Clinical placements enable students to hone essential skills taught by the University, and to develop a perspective on veterinary professional activities. The program provides high-quality and rewarding experiences for students through a deeply valued and long-term partnership with the veterinary profession.
Doctor of Veterinary Medicine students at the University are required to complete 15 weeks of clinical extramural work with veterinarians in their final year of study. Placements are scheduled throughout the year and are undertaken in veterinary clinics around Victoria, as well as interstate and overseas. Through the generosity of donors, student travel bursaries can help students complete a placement in locations away from Melbourne and gain invaluable experience.
Final-year Doctor of Veterinary Medicine student Georgia Arnold received a travel bursary to assist in undertaking a clinical placement at Benetook that she gained immensely from.
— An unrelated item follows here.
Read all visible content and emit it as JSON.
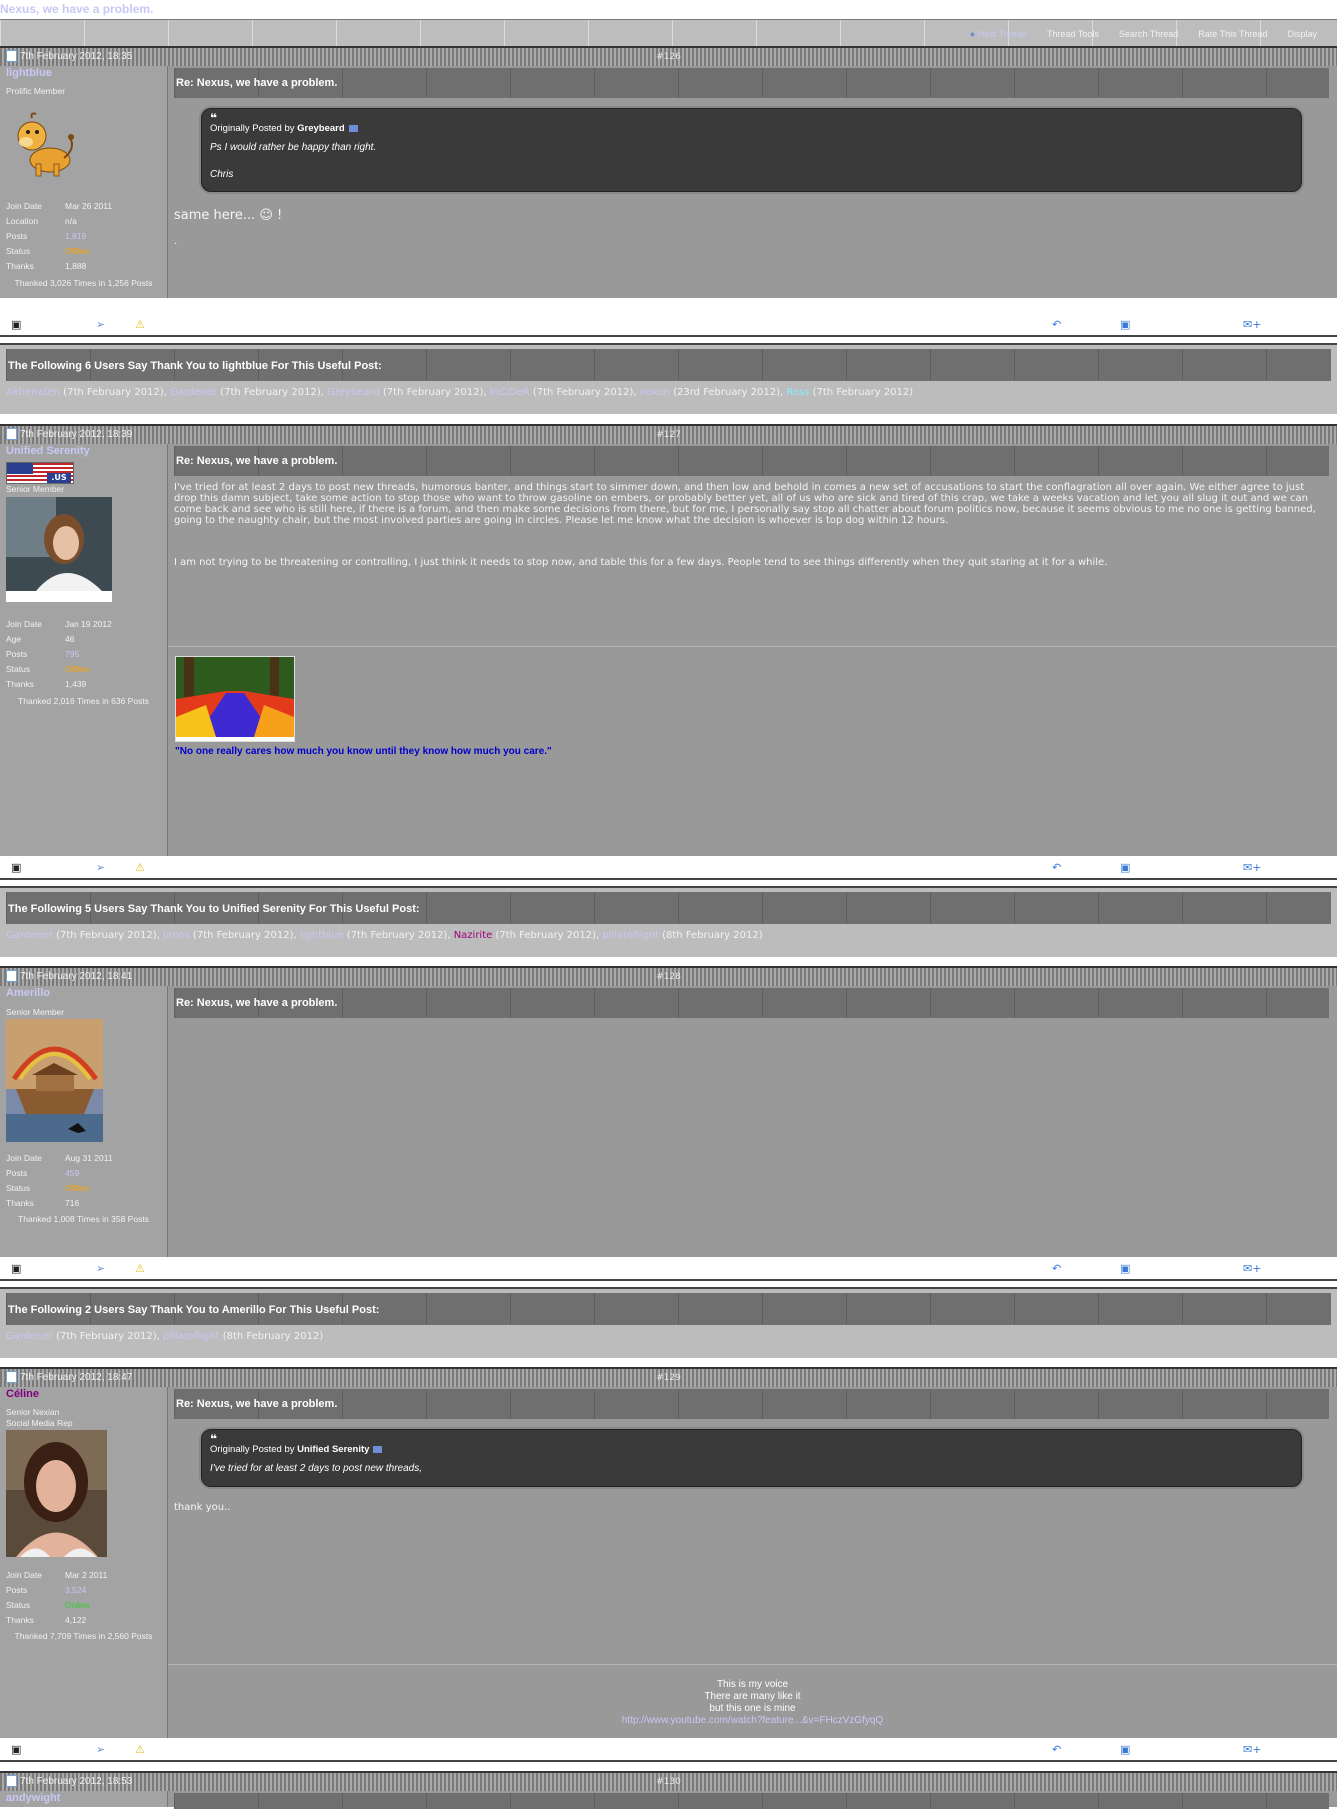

“I’m so thankful that, with the support of the bursary, I was able to travel and spend time at the Benetook Clinic, a placement that offered me unique veterinary exposure in a practical hands-on collaborative environment. Overall, it was such a worthwhile learning experience, both educationally and personally,” she says.
Dr Sutherland notes that Georgia arrived at the practice with the right attitude. “She wanted very much to improve and do everything she could to learn.”
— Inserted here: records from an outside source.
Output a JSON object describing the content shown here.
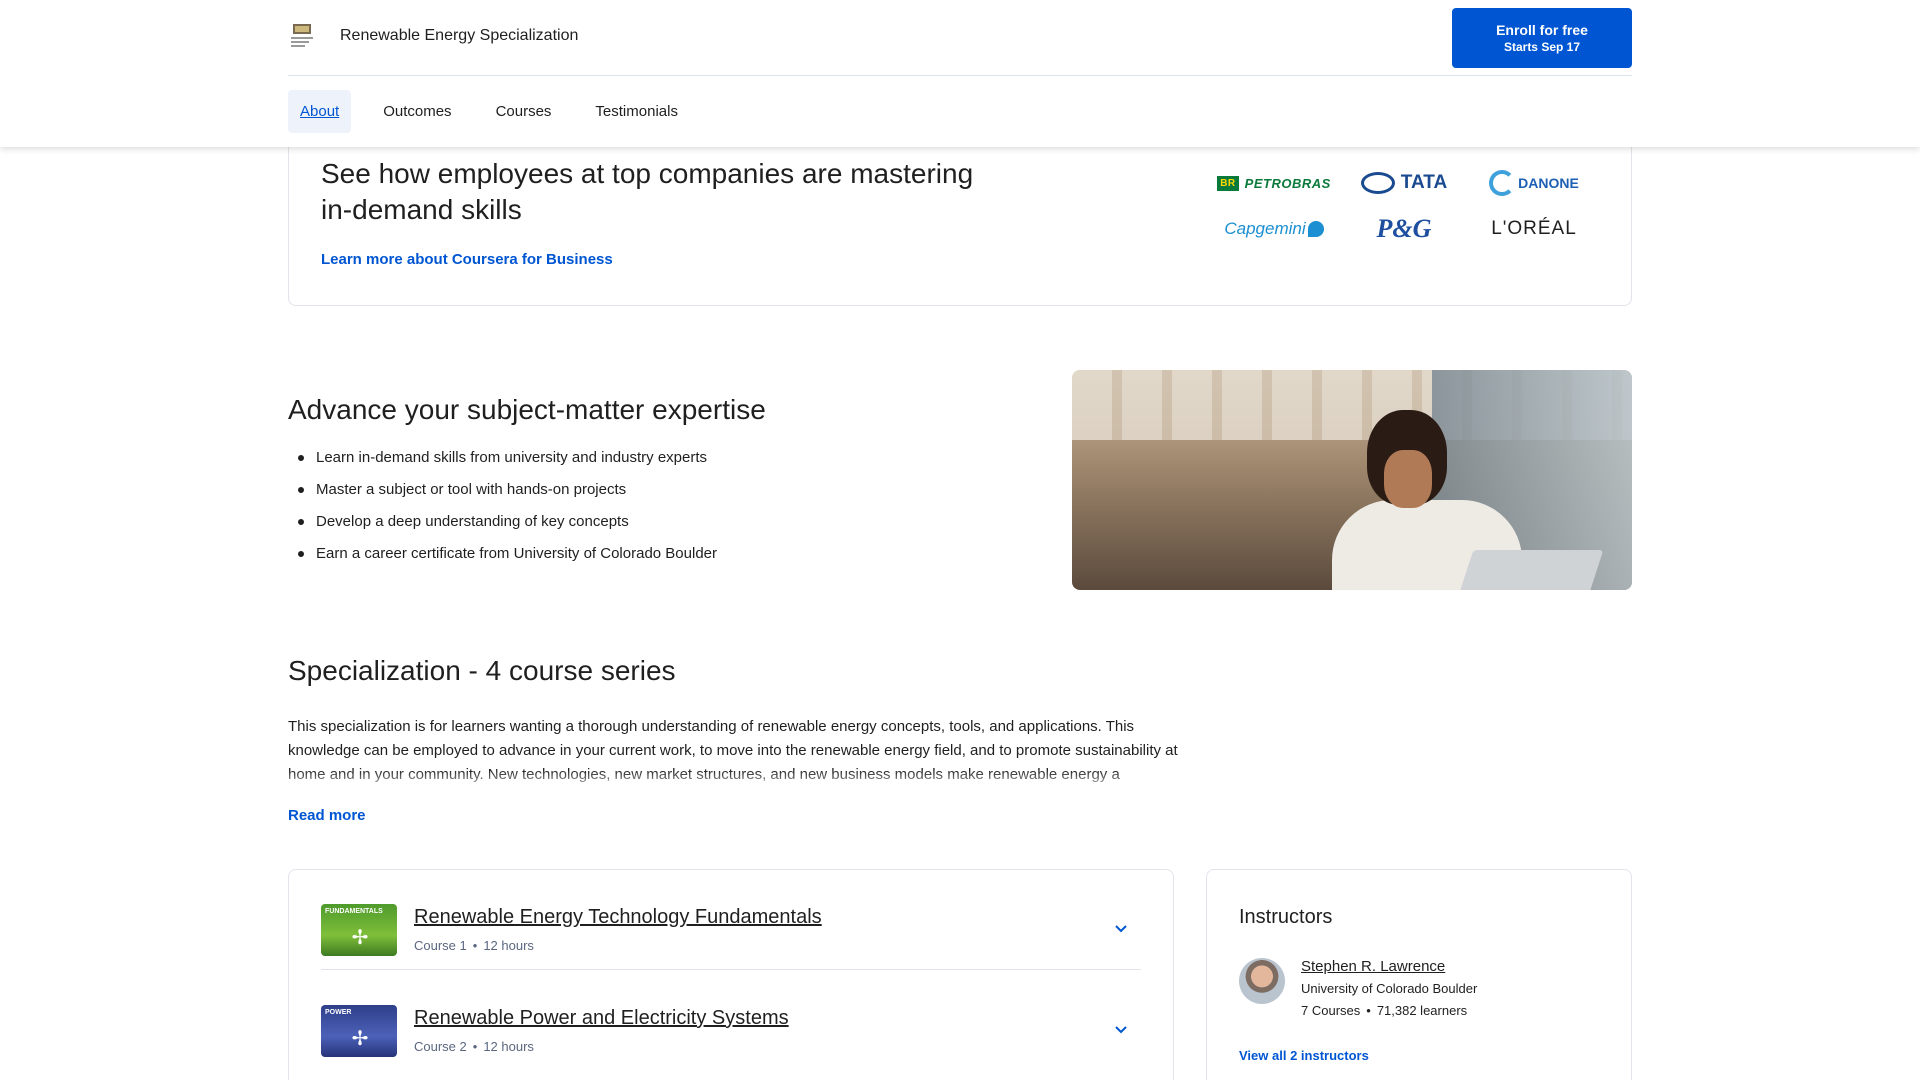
{
  "header": {
    "title": "Renewable Energy Specialization",
    "enroll_label": "Enroll for free",
    "enroll_sub": "Starts Sep 17",
    "brand_color": "#0056d2"
  },
  "nav": {
    "items": [
      {
        "label": "About",
        "active": true
      },
      {
        "label": "Outcomes",
        "active": false
      },
      {
        "label": "Courses",
        "active": false
      },
      {
        "label": "Testimonials",
        "active": false
      }
    ]
  },
  "business": {
    "heading": "See how employees at top companies are mastering in-demand skills",
    "link": "Learn more about Coursera for Business",
    "logos": {
      "petrobras": "PETROBRAS",
      "petrobras_mark": "BR",
      "tata": "TATA",
      "danone": "DANONE",
      "capgemini": "Capgemini",
      "pg": "P&G",
      "loreal": "L'ORÉAL"
    }
  },
  "advance": {
    "title": "Advance your subject-matter expertise",
    "bullets": [
      "Learn in-demand skills from university and industry experts",
      "Master a subject or tool with hands-on projects",
      "Develop a deep understanding of key concepts",
      "Earn a career certificate from University of Colorado Boulder"
    ]
  },
  "specialization": {
    "title": "Specialization - 4 course series",
    "description": "This specialization is for learners wanting a thorough understanding of renewable energy concepts, tools, and applications. This knowledge can be employed to advance in your current work, to move into the renewable energy field, and to promote sustainability at home and in your community. New technologies, new market structures, and new business models make renewable energy a",
    "read_more": "Read more"
  },
  "courses": [
    {
      "title": "Renewable Energy Technology Fundamentals",
      "number": "Course 1",
      "hours": "12 hours",
      "thumb_label": "FUNDAMENTALS"
    },
    {
      "title": "Renewable Power and Electricity Systems",
      "number": "Course 2",
      "hours": "12 hours",
      "thumb_label": "POWER"
    }
  ],
  "instructors": {
    "title": "Instructors",
    "name": "Stephen R. Lawrence",
    "university": "University of Colorado Boulder",
    "courses": "7 Courses",
    "learners": "71,382 learners",
    "view_all": "View all 2 instructors"
  }
}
His philosophy is to give students as much practical experience as they can handle. “We supervise the students, indicate techniques and protocols, take them through how we do it, then give them practical experience. They’re going to be out and qualified veterinarians in a relatively short time, and we’d like them to enter the workforce having some confidence.
“I don’t pretend to teach students all the theory in my practice. But I expect them, when they see a case, to go and research it, then come up with answers.”
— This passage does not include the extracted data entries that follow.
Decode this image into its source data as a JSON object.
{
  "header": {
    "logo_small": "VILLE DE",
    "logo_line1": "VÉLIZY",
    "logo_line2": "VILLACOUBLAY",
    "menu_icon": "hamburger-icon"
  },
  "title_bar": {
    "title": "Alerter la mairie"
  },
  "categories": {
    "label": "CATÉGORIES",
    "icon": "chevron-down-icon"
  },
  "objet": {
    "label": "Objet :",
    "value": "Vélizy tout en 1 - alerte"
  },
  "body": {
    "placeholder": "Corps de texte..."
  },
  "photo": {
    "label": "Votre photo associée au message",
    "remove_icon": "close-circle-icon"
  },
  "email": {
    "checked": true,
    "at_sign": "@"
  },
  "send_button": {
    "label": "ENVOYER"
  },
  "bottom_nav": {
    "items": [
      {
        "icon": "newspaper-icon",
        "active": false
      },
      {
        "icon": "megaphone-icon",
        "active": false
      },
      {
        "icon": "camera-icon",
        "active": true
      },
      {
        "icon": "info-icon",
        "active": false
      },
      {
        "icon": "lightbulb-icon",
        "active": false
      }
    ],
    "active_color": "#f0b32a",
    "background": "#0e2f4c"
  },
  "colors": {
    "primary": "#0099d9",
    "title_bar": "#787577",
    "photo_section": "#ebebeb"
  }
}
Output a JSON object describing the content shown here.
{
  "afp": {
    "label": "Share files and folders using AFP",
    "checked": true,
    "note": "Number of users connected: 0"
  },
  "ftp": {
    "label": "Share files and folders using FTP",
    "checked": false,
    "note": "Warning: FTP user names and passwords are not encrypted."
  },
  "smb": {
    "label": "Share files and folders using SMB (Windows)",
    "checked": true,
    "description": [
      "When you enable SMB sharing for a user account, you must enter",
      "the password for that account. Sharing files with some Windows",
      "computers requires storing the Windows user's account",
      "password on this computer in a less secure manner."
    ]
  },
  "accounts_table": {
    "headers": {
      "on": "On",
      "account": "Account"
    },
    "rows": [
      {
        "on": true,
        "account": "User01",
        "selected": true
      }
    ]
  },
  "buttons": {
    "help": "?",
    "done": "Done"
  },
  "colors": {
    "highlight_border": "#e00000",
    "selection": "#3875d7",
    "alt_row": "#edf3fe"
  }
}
Georgia says the approach means she gained confidence and new skills quickly. “There was always support from a great team of veterinarians and nurses who went above and beyond to maximise my learning and provide me with clinical experience. One memorable example was being given responsibility to assess, plan and perform surgical treatment, as well as writing and documenting a legal report for an animal welfare neglect case, allowing a great opportunity for me to develop the multitude of disciplinary skills required to be an effective veterinarian.”
As for why Dr Sutherland is so devoted to educating the next generation of veterinarians, he says it’s a natural aspect of being a professional. “Part of our role is to educate and mentor emerging vets as they’re coming through, so that hopefully, when they enter practice, they remember those experiences fondly and think it’s a reasonable thing for them to give back too.
“I really object when I see job advertisements that say, ‘Seeking experienced colleagues only’. Even the very best vet in Australia was a new graduate once upon a time.”